Coffee with a New Yorker?

September 1. Day 63.

Rabbit, Rabbit!

My third grade teacher, the magnificent Kitty McDaniels, who was and still is the best teacher a kid could have, taught us that if we say "Rabbit Rabbit!" the first thing in the morning on the first day of the month, it will be a lucky month.

I leave you with that, gentle reader, and wishes for a good September.

Meanwhile, it's time to start wrapping up this dissertation chapter and figure out what I'll ask for today.

xo,
Roxy

UPDATE: I asked for lunch or coffee, with a New Yorker reporter!

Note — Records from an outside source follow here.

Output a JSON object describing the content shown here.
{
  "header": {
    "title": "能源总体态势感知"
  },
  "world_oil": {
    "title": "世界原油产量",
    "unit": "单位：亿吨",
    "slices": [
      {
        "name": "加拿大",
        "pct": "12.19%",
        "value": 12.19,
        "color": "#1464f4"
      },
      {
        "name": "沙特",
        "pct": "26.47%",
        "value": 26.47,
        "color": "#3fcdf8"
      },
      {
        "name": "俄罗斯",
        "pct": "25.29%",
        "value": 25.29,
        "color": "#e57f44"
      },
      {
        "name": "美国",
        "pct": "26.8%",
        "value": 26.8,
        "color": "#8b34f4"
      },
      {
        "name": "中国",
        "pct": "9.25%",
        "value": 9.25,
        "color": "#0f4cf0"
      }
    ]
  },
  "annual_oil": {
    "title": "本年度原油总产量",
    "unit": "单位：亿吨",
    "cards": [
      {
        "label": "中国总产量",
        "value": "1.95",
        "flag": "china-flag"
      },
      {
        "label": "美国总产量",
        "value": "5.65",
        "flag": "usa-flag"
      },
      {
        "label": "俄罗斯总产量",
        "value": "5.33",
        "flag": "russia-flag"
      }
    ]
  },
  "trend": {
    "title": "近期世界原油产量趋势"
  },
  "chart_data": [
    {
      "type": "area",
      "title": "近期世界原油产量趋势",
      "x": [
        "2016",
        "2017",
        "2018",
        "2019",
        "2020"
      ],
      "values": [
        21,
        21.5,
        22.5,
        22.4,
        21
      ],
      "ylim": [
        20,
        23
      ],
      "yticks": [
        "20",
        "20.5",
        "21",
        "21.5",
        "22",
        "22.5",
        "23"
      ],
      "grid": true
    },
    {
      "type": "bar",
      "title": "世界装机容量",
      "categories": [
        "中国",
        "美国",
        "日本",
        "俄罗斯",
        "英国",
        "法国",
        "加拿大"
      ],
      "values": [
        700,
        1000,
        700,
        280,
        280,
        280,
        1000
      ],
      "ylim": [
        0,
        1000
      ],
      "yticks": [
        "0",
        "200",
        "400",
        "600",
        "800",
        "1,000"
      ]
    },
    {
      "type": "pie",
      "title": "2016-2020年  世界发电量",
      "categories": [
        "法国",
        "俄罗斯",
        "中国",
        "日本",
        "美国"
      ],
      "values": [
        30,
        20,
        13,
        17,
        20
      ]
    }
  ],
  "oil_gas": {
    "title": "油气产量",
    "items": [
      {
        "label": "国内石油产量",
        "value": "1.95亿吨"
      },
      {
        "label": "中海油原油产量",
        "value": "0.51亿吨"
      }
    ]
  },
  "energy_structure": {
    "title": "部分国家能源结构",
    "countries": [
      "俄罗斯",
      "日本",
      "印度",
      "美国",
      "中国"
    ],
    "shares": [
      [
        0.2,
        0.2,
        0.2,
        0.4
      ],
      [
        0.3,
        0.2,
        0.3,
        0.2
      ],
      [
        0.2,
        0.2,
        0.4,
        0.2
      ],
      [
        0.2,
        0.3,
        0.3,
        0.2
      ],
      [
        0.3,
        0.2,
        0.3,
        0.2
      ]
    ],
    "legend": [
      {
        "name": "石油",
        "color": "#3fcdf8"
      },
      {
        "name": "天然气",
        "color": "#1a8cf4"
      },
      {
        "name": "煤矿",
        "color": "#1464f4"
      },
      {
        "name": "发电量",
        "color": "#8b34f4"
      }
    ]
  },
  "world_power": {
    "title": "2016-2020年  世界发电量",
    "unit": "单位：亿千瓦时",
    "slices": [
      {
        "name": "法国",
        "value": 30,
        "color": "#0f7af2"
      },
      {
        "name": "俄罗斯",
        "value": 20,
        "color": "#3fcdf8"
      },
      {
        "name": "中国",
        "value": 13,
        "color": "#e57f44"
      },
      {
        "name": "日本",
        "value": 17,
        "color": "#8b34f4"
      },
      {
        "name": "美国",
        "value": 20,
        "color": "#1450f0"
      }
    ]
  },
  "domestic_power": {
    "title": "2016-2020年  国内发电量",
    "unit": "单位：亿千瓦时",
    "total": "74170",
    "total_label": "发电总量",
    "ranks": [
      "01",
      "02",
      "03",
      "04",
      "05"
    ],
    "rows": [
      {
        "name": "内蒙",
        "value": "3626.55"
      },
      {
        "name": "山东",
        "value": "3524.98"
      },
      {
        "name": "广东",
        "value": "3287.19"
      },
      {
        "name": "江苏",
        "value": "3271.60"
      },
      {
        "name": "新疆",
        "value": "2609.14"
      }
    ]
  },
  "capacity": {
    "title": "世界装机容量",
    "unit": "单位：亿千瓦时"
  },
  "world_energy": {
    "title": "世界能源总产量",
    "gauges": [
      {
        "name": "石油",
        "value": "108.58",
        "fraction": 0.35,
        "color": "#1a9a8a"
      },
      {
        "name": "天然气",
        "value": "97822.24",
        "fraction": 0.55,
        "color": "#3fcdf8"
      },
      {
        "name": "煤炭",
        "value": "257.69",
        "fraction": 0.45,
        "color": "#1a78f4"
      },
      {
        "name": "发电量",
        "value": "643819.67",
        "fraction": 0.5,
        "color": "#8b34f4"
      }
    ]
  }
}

Almost a year ago, I met him at a wedding. Since I'll be in New York later this month, and pass through every few months, I figured I could at least try to set up an informal chat with him. Not that I have the faintest hope The New Yorker would ever sneeze in my direction, but one can dream. Anyway, it would be cool to learn about how things work at that magazine, and a little about his reporting process. I'm sure many men wouldn't be shy about networking, even if they went about it in a different way. Here's what I wrote (with minor edits to protect people's identities -- and a word on that. Some readers know who I am, but I'd like to stay generally anonymous if possible, simply because if people know my interactions with them are being publicized, they might change their behavior.) (Also, last I heard, he isn't reading this blog):
You may not remember me, but we sat next to each other at V and J's dress rehearsal dinner. We talked about the story you were researching, and (of course) {our days at college}.

At the risk of seeming completely brazen, I was wondering if you'd be available for coffee or lunch sometime. I'm about to finish grad school, {deleted}, and now I'm considering my options in the writing world. I'm not presumptuous enough to think I could land a job with The New Yorker, but I remember you mentioned that you started there as a fact checker. I admit I'm curious what it's like to do that kind of reporting, and how someone could end up interning or helping with research.

I don't know what I could offer in exchange for your time, except for lunch, translations to or from Italian, advice about surviving in the Peruvian jungle, and my gratitude. Please don't think twice about saying no if you're busy.

Thanks, and best wishes,
La Roxy
Gained: Insights, info, and interesting conversation... I hope!